Questionnaire: Edi Rama
Q: What are you reading? A: About what money can’t buy
Q: What are you reading? A: About what money can’t buy
What images keep you company in the space where you work?
Gio Ponti’s furniture from the late 1930s, wallpaper made from my office drawings, colourful pens on my desk and images from social media.

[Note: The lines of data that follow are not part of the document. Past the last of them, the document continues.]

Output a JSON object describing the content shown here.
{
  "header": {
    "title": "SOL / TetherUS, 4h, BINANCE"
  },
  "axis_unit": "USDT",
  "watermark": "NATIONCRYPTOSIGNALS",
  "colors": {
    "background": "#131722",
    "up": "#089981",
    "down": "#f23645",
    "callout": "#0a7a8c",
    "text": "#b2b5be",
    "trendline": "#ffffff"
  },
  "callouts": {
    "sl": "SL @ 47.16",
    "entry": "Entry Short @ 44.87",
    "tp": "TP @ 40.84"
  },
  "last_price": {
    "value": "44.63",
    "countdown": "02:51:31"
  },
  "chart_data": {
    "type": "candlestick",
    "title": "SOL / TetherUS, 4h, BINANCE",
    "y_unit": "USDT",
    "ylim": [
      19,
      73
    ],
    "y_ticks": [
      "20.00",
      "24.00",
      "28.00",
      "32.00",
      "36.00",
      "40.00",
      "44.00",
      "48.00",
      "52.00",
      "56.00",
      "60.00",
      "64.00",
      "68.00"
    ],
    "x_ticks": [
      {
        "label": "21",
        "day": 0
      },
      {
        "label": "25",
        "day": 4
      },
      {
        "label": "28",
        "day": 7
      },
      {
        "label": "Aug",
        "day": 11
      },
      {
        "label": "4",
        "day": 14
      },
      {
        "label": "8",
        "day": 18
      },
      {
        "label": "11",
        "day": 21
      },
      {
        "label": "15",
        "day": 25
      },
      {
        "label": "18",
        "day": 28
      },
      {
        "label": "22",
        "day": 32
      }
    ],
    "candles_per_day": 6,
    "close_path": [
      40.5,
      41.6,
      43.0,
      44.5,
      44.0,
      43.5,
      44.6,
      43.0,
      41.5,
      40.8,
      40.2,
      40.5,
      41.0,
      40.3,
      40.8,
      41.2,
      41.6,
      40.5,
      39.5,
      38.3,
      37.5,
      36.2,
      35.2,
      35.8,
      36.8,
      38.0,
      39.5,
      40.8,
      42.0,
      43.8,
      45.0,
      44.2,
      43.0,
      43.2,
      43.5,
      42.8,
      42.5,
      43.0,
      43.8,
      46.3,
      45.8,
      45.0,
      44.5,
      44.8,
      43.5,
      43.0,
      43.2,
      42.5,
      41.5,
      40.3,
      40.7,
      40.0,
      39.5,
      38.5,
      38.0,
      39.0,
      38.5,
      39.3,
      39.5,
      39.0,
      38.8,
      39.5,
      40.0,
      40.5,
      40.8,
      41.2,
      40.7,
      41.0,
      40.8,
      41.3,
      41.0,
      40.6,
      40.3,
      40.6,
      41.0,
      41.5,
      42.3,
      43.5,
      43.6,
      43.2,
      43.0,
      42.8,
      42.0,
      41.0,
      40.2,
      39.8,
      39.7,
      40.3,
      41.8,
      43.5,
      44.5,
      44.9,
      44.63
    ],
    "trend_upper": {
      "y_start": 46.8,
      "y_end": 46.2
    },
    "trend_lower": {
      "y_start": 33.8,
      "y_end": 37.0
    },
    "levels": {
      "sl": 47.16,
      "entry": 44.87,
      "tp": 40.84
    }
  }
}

What was the first piece of art that really mattered
to you?
The first original work of art I ever saw was in 1989: it was a sculpture by Auguste Rodin at the Museum of Modern Art in Bremen. I had secretly escaped from the hotel I was staying at with the Albanian national basketball team in Osnabrück, where we were playing in the Euro Qualifiers. I touched the sculpture and took a picture of it: that day was one of the happiest in my life! My adrenaline increased as I approached other masterworks; I could smell the real canvas, the real frames, the real walls and lights and parquet floor; these were things I had only seen before as photographs in forbidden books. At that time, Albania was still a communist-regime bunker and modern art was banned.
If you could live with only one piece of art, what would it be?
One of the three paintings by Paolo Uccello of the Battle of San Romano (1438–40); preferably the one in London’s National Gallery.
What is your favourite title of an artwork?
Dammi i Colori (Give Me the Colours, 2003) by Anri Sala.
What do you wish you knew?
How to conduct a performance of Wolfgang Amadeus Mozart’s Requiem (1791).
What should change?
The prejudice that politics can’t do good and that politicians are all the same!
What should stay the same?
The sense of gratitude that we feel in front of expressions of beauty.
What could you imagine doing if you didn’t do what
you do?
Tailoring dedicated clothes for nice people.
What music are you listening to?
Chet Baker.
What are you reading?
About what money can’t buy.
What do you like the look of?
My table at home set for dinner with friends.
What is art for?
To create freedom for creators and give viewers access to endless other worlds.